Final step: the server automatically deletes temporary PDF files related to the invoice after extraction and storage. This helps maintain a clean and stable environment on each iteration.

Step 12: Clean Up the Server

To keep your server clean and avoid unnecessary storage usage, this step automatically deletes the temporary files created during the invoice processing (/tmp/doc.pdf and /tmp/doc.txt).

➡️ Command: rm -rf /tmp/doc.pdf /tmp/doc.txt

You can customize this path depending on your storage system or if you want to archive files in a different location.

Why Automatically Extracting Invoice Data is a Game-Changer for Your Admin Workflow

Managing your incoming invoices in your CRM, ERP, or Google Sheets efficiently is essential to automate your admin workflow and avoid manual entry errors.
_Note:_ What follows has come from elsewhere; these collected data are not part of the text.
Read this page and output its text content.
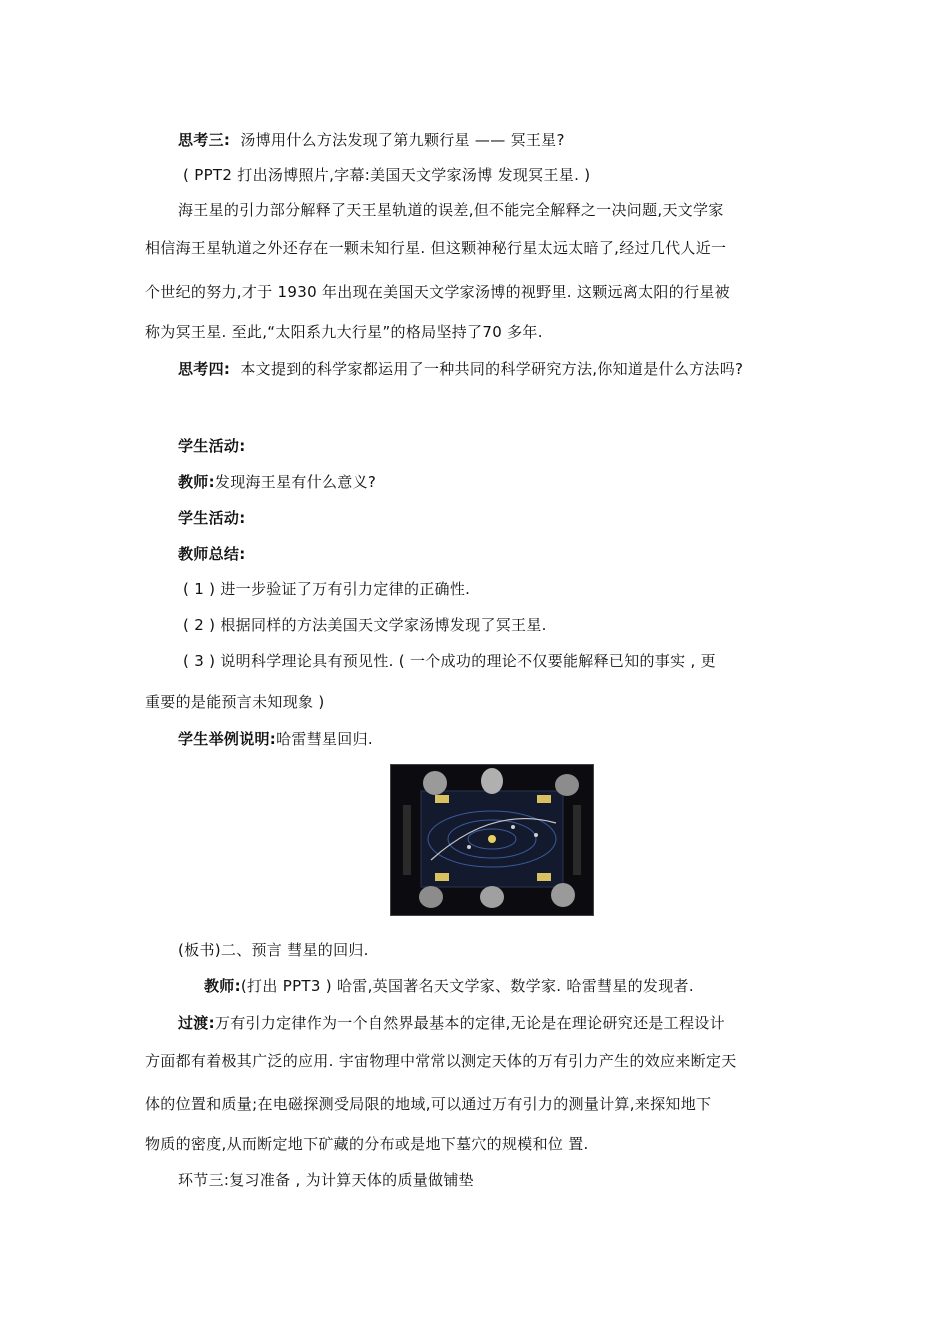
思考三: 汤博用什么方法发现了第九颗行星 —— 冥王星?
( PPT2 打出汤博照片,字幕:美国天文学家汤博 发现冥王星. )
海王星的引力部分解释了天王星轨道的误差,但不能完全解释之一决问题,天文学家
相信海王星轨道之外还存在一颗未知行星. 但这颗神秘行星太远太暗了,经过几代人近一
个世纪的努力,才于 1930 年出现在美国天文学家汤博的视野里. 这颗远离太阳的行星被
称为冥王星. 至此,“太阳系九大行星”的格局坚持了70 多年.
思考四: 本文提到的科学家都运用了一种共同的科学研究方法,你知道是什么方法吗?
学生活动:
教师:发现海王星有什么意义?
学生活动:
教师总结:
( 1 ) 进一步验证了万有引力定律的正确性.
( 2 ) 根据同样的方法美国天文学家汤博发现了冥王星.
( 3 ) 说明科学理论具有预见性. ( 一个成功的理论不仅要能解释已知的事实 , 更
重要的是能预言未知现象 )
学生举例说明:哈雷彗星回归.
(板书)二、预言 彗星的回归.
教师:(打出 PPT3 ) 哈雷,英国著名天文学家、数学家. 哈雷彗星的发现者.
过渡:万有引力定律作为一个自然界最基本的定律,无论是在理论研究还是工程设计
方面都有着极其广泛的应用. 宇宙物理中常常以测定天体的万有引力产生的效应来断定天
体的位置和质量;在电磁探测受局限的地域,可以通过万有引力的测量计算,来探知地下
物质的密度,从而断定地下矿藏的分布或是地下墓穴的规模和位 置.
环节三:复习准备 , 为计算天体的质量做铺垫
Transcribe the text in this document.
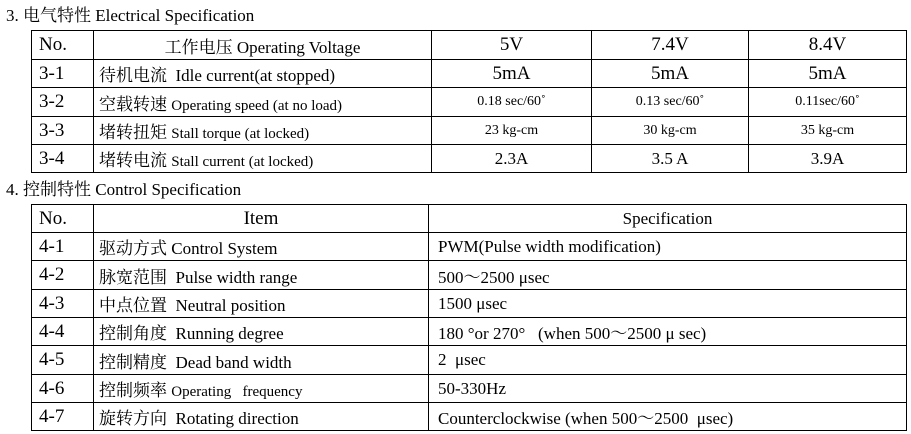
3. 电气特性 Electrical Specification
No.	工作电压 Operating Voltage	5V	7.4V	8.4V
3-1	待机电流 Idle current(at stopped)	5mA	5mA	5mA
3-2	空载转速 Operating speed (at no load)	0.18 sec/60˚	0.13 sec/60˚	0.11sec/60˚
3-3	堵转扭矩 Stall torque (at locked)	23 kg-cm	30 kg-cm	35 kg-cm
3-4	堵转电流 Stall current (at locked)	2.3A	3.5 A	3.9A
4. 控制特性 Control Specification
No.	Item	Specification
4-1	驱动方式 Control System	PWM(Pulse width modification)
4-2	脉宽范围 Pulse width range	500～2500 μsec
4-3	中点位置 Neutral position	1500 μsec
4-4	控制角度 Running degree	180 °or 270°   (when 500～2500 μ sec)
4-5	控制精度 Dead band width	2  μsec
4-6	控制频率 Operating   frequency	50-330Hz
4-7	旋转方向 Rotating direction	Counterclockwise (when 500～2500  μsec)
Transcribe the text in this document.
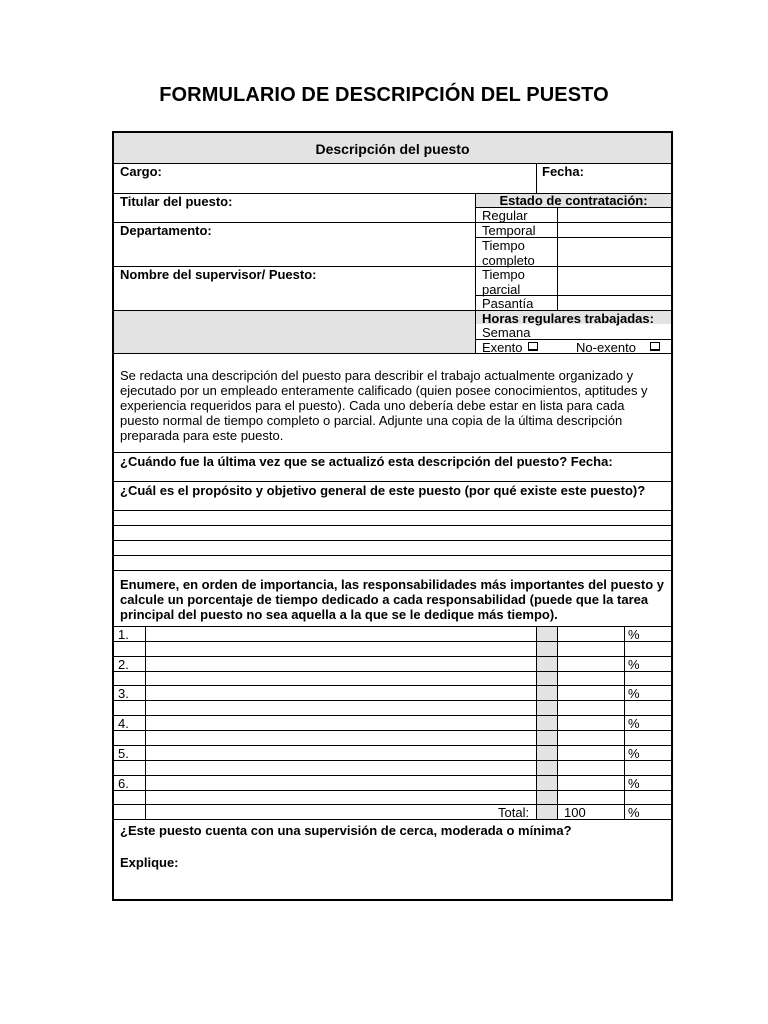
FORMULARIO DE DESCRIPCIÓN DEL PUESTO
Descripción del puesto
Cargo:	Fecha:
Titular del puesto:
Departamento:
Nombre del supervisor/ Puesto:
Estado de contratación:
Regular
Temporal
Tiempo completo
Tiempo parcial
Pasantía
Horas regulares trabajadas:
Semana
Exento	No-exento
Se redacta una descripción del puesto para describir el trabajo actualmente organizado y ejecutado por un empleado enteramente calificado (quien posee conocimientos, aptitudes y experiencia requeridos para el puesto). Cada uno debería debe estar en lista para cada puesto normal de tiempo completo o parcial. Adjunte una copia de la última descripción preparada para este puesto.
¿Cuándo fue la última vez que se actualizó esta descripción del puesto? Fecha:
¿Cuál es el propósito y objetivo general de este puesto (por qué existe este puesto)?
Enumere, en orden de importancia, las responsabilidades más importantes del puesto y calcule un porcentaje de tiempo dedicado a cada responsabilidad (puede que la tarea principal del puesto no sea aquella a la que se le dedique más tiempo).
1.	%
2.	%
3.	%
4.	%
5.	%
6.	%
Total:	100	%
¿Este puesto cuenta con una supervisión de cerca, moderada o mínima?
Explique:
Manually reviewing PDF invoices is time-consuming, error-prone, and slows down follow-ups or accounting processes.

Common issues with manual invoice data entry:
  • Missing or incorrect information (invoice number, date, amount, client, etc.).
  • Time wasted opening each PDF and copying the data manually.
  • Risk of duplicates or incorrect amounts entered.
  • Difficulty centralizing and using data for tracking or follow-up.
Benefits of automatically extracting invoice data:
  • Instantly structured and standardized billing information.
  • Significant time savings on administrative tasks.
  • Seamless integration with Google Sheets, Notion, Airtable, or accounting tools.
  • Automated triggers (notifications, archiving, follow-ups, accounting sync, etc.).

By automating the extraction of data from PDF invoices using an AI agent, you eliminate repetitive tasks, improve data accuracy, and boost productivity. This n8n scenario becomes a powerful asset to scale your admin operations effortlessly.